Google gave me two automated responses, as they usually do, but a few weeks later they changed 90 days to six months on URL Console page, and they changed status information so it started to show both www and no-www pending if you submit one of them to removal, so obviously they took some more care about these issues.
There is no doubt we would like better solutions from Google, including possibility to cancel removal of each removed URL in Console, but they must have their reasons to not implement it right now - in the beginning of this year Google fought hard with spam in the results, for example, and they have to follow their priorites.
I wish I had been able to reinclude my site earlier, but I dare to think my emails at least called engineers
attention that some things could be improved in URL Console eventually, now my site is back and I just keep trying to make other aware of problems with careless using of URL removal tool.
In my experience of web developer it would be easier to implement new features in URL Console than bother with individual reinclusion requests, but my experience has nothing to do with Google immense scale.
If it's a single site with one removal, you can try writing to user support and asking them to pass the request on to GoogleGuy.
Hi GoogleGuy,
Thanks a lot. Just the reply itself is very encouraging. For my case, it is a single site with one removal. (I have used the removal tool many times, but all others worked as I expected).
I did asked for help from this page:
[google.com...]
but only get an automated response.
I will try again as you instructed.
I've uploaded my robots.txt file to google's automatic url removal proceedure (is this what's referred to as Google Console?). All that dross which google should have but have never removed is now removed from my google searches.
Am I to understand correctly that they haven't been removed from their index at all but have only been removed from the SERPS? This is only temporary and all that dross will return to the SERPS in 6 months 6 days time?

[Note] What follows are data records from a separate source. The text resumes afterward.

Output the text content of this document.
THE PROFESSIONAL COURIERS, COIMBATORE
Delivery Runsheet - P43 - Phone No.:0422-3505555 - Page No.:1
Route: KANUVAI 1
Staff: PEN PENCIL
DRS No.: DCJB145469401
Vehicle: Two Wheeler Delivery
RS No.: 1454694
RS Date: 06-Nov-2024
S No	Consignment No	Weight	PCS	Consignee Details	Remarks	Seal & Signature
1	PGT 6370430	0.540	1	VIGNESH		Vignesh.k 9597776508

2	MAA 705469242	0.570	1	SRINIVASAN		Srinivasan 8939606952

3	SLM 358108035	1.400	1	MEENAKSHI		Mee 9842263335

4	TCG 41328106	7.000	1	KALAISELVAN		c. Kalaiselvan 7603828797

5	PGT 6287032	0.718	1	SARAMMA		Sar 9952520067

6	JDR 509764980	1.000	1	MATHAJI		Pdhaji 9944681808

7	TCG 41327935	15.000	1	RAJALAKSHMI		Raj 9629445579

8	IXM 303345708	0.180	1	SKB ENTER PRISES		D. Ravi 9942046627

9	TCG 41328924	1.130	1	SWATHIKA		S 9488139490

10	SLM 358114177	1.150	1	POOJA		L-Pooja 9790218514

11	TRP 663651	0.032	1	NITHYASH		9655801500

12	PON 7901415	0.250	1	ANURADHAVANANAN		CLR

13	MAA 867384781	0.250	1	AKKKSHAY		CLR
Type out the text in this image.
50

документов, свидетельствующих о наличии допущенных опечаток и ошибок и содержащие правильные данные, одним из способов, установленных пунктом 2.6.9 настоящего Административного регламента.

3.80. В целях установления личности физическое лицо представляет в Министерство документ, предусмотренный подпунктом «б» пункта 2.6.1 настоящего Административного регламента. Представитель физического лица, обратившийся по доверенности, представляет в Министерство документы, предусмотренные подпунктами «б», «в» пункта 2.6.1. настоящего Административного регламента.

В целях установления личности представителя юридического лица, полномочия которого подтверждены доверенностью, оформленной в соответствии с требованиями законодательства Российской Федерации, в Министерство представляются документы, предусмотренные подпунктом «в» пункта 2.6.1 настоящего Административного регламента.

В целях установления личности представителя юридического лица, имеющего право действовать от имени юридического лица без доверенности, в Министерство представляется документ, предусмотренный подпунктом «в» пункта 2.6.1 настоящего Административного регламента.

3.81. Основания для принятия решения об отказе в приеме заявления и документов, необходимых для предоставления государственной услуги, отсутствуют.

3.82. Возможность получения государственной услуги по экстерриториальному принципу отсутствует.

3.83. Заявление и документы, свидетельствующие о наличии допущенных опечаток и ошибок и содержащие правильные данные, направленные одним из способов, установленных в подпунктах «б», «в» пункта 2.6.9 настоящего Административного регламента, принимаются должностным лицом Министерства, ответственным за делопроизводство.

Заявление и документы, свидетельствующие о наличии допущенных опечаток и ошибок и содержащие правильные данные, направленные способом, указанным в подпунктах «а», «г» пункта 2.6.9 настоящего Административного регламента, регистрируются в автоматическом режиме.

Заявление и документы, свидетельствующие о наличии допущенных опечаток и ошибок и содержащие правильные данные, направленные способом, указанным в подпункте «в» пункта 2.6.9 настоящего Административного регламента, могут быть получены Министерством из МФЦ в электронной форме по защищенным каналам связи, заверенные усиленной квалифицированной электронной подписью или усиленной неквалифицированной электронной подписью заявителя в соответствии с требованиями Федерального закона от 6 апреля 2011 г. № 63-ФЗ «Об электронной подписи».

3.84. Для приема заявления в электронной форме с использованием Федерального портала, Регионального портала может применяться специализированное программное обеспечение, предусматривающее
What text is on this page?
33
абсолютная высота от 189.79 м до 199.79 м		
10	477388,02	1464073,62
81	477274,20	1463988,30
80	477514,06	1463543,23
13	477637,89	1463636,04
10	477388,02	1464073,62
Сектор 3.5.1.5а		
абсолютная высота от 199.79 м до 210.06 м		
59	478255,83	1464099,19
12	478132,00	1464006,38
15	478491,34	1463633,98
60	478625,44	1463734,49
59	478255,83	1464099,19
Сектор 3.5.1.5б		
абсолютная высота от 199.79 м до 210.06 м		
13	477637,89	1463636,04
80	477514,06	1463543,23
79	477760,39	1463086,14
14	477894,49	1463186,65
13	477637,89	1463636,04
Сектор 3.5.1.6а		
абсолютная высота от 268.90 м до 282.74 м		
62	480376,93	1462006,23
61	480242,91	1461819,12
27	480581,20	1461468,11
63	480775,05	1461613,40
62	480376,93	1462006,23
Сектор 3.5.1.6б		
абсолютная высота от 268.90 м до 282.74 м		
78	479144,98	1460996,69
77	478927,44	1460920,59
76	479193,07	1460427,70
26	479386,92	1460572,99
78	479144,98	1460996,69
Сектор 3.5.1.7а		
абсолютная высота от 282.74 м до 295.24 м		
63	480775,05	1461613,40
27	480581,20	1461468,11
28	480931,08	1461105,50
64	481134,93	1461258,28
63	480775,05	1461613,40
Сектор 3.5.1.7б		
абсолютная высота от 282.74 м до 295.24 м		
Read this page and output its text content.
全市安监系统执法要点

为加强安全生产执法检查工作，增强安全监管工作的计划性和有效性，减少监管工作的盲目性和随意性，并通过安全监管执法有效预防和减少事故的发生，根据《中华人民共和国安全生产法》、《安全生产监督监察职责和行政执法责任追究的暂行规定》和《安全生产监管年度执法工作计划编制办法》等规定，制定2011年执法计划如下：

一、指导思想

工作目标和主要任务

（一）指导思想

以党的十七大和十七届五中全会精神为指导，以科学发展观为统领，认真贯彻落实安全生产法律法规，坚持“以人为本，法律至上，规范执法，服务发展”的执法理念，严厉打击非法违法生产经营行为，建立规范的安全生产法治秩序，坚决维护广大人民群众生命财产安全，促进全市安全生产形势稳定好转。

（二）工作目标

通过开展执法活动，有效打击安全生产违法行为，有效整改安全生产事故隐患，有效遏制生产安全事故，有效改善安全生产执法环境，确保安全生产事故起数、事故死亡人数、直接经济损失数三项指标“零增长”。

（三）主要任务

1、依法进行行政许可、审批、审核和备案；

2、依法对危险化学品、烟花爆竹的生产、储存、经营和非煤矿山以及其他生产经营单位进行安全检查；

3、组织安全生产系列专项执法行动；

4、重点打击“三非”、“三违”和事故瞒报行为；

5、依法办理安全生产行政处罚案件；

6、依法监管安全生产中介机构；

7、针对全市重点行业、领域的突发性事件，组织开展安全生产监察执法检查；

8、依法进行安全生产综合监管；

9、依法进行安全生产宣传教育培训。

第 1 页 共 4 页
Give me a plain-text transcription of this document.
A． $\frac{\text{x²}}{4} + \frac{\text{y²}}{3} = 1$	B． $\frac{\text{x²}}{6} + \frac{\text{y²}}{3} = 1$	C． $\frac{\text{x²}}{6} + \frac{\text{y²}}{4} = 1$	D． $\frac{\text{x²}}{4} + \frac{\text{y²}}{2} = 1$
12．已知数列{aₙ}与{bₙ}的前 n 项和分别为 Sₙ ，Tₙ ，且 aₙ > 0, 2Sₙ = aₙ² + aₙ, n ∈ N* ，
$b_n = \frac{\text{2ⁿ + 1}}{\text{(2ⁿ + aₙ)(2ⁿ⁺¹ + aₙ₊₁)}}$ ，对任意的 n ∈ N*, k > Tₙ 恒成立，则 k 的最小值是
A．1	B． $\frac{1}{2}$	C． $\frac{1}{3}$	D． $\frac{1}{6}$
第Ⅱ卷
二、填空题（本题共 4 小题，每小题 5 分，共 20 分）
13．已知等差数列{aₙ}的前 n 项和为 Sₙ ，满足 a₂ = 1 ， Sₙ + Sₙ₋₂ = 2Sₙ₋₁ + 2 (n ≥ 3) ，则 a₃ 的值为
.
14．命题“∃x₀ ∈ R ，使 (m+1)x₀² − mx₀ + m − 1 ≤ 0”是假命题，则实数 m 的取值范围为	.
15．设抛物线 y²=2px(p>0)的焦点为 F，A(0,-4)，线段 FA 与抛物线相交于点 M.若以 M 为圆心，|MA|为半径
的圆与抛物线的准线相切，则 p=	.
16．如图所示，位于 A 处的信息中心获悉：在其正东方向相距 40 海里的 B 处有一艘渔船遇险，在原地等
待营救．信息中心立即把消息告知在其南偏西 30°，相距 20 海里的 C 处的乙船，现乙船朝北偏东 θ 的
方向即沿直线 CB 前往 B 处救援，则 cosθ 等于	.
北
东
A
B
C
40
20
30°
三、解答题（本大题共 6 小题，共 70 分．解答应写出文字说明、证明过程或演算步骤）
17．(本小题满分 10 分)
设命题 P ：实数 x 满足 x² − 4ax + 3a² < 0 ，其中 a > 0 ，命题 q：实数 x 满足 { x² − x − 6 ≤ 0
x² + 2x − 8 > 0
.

Jeez. How do we ever get all this old dross out of their index. The pages don't even exist any more. Do we have to clutter-up our robots.txt and .htaccess file with this stuff forever and resubmit robots.txt to google every six months. That's ridiculous.
If you don't want some contents spidered or a link to it in a search engine, make sure that is requires the user to login to get to the content, if it is publicly accessible, sooner or later there is the chance that it will come accross a link to it otherwise.